Make Friends with your Anxiety






For many of us, anxiety is a constant presence. You know the pattern, you’re already worried about the presentation, the relationship, the family event, when suddenly a switch is tripped, your nervous system becomes hot-wired to the national grid, and you become paralyzed by fear and dread.


Anxiety, as with so many aspects of our personality, developed at some point in our life in response to the surroundings in which we found ourselves. In our early years, our anxiety was an adaptive biological function that was trying to alert us to get out of a perceived dangerous situation and to get to safety. The feelings and emotions that anxiety provokes in us are grounded in fear and dread, so it is perfectly understandable that our instincts are to run away from them. But what if we become curious to understand the role it tries to play in our lives, to understand its purpose? This approach involves gently looking into the heart of our anxiety, figuring out where it comes from, and developing the skill of using anxious energies as fuel for our goals.


Under this approach you will set aside around 30 minutes to write down a dialogue with your anxiety. You (the adult) are the interviewer, and your anxiety is the interviewee. What would you like to ask it and what would you like it to know? Be curious, be creative, be bold, but be respectful. People commonly ask where the anxiety came from, what purpose it serves in their lives or why its rules are so strict, why the voice needs to be so loud, or why it fixates on terrible outcomes that probably will never happen. Whatever you want to know just write down the question and then write the answer that flows into your mind. Don’t critically analyze it, don’t edit, and don’t judge it. You don’t have to show this to anyone, and it doesn’t need to be pretty or logical. I have seen people ask their anxiety why is it so intense, why does it need to take control, why does it struggle to co-exist with other parts of themselves.
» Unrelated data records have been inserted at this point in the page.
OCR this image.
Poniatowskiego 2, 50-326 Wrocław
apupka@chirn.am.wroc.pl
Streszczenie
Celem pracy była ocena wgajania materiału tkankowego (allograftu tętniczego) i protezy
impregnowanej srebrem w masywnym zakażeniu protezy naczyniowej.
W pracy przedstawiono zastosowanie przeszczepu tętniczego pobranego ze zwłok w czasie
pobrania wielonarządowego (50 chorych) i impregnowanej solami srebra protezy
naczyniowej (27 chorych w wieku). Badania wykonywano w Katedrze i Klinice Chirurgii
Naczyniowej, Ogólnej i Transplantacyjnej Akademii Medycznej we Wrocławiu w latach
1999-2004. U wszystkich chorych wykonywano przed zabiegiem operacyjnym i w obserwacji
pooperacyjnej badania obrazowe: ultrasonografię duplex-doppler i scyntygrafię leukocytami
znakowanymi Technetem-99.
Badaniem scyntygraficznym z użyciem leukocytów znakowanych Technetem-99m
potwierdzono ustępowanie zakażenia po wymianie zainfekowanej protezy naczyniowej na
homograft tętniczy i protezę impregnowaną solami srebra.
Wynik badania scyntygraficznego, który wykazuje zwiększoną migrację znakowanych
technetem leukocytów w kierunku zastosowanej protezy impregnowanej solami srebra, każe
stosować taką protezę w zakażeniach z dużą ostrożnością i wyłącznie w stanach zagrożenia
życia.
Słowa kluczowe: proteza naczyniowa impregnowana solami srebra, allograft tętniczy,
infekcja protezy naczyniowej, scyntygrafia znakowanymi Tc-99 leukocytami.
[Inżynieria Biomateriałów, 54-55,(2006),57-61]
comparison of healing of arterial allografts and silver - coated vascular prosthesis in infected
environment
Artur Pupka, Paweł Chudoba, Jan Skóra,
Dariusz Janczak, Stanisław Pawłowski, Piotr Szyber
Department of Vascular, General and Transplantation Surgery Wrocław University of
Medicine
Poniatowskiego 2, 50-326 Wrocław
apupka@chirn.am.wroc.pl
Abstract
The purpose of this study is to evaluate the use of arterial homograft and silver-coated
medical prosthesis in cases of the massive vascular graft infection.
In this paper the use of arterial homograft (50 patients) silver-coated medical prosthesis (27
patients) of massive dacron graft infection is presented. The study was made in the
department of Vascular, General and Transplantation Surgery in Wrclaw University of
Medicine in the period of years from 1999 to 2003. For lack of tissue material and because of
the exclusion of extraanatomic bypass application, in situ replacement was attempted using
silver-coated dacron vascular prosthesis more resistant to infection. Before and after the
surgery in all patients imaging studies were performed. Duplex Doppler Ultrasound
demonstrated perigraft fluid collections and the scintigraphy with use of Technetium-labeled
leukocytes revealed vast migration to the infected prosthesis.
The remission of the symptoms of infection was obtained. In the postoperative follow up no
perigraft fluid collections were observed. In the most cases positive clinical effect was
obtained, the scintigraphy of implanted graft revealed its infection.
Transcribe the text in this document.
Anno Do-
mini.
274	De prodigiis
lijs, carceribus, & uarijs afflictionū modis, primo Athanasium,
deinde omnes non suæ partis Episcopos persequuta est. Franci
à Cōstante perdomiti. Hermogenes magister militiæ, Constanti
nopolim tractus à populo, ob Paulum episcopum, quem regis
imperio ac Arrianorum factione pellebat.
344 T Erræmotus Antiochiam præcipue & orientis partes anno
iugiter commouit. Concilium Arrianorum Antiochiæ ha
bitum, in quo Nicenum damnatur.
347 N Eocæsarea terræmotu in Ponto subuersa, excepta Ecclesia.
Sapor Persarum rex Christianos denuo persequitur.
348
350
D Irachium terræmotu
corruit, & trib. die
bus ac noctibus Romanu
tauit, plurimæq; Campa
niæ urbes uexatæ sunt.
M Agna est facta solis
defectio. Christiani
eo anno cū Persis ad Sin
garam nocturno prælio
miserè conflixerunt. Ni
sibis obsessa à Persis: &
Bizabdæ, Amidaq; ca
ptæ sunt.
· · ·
The exercise, if repeated over time, may well help you integrate your anxiety into your life in a way that allows you to continue to stay alert and take advantage early warning signals that anxiety gives you that something is amiss, while diminishing the intensity of the anxiety by sitting with it instead of running from it. The exercise is deepening your ability to co-exist with your anxiety, to acknowledge it, and understand it's origins. The interesting paradox here is that when we sit and look at strong emotions like fear or anxiety, instead of trying to outrun them, they actually lose potentcy over time.


There is nothing new in this technique, it is actually a (very) old school technique developed by the Athenian philosopher Socrates in the 4th Century BC of creating a questioning dialogue of two parts as a means of confirming or denying or putting context around an assumed truth. Psychoanalyst, Carl Jung then adapted this approach to shed light on the unconscious parts of ourselves (i.e., the parts that function on autopilot), by structuring the two parts of the dialogue as between the conscious, adult ‘you’ the protagonist, and your sub-conscious (in this case your anxiety). The psychological objective is to reconcile the sub-conscious roots of your anxiety with your conscious mind, or at least to take gentle steps along that road. As with most all effective interventions, its beauty lies in its simplicity, and its impact lies in gentle repetition and expansion of the exercise.


This approach tends to work particularly well for people with a creative or imaginative streak and it takes patience, but for the sake of a modest investment of your time set against a lifetime of navigating anxiety, it offers a compelling return on investment.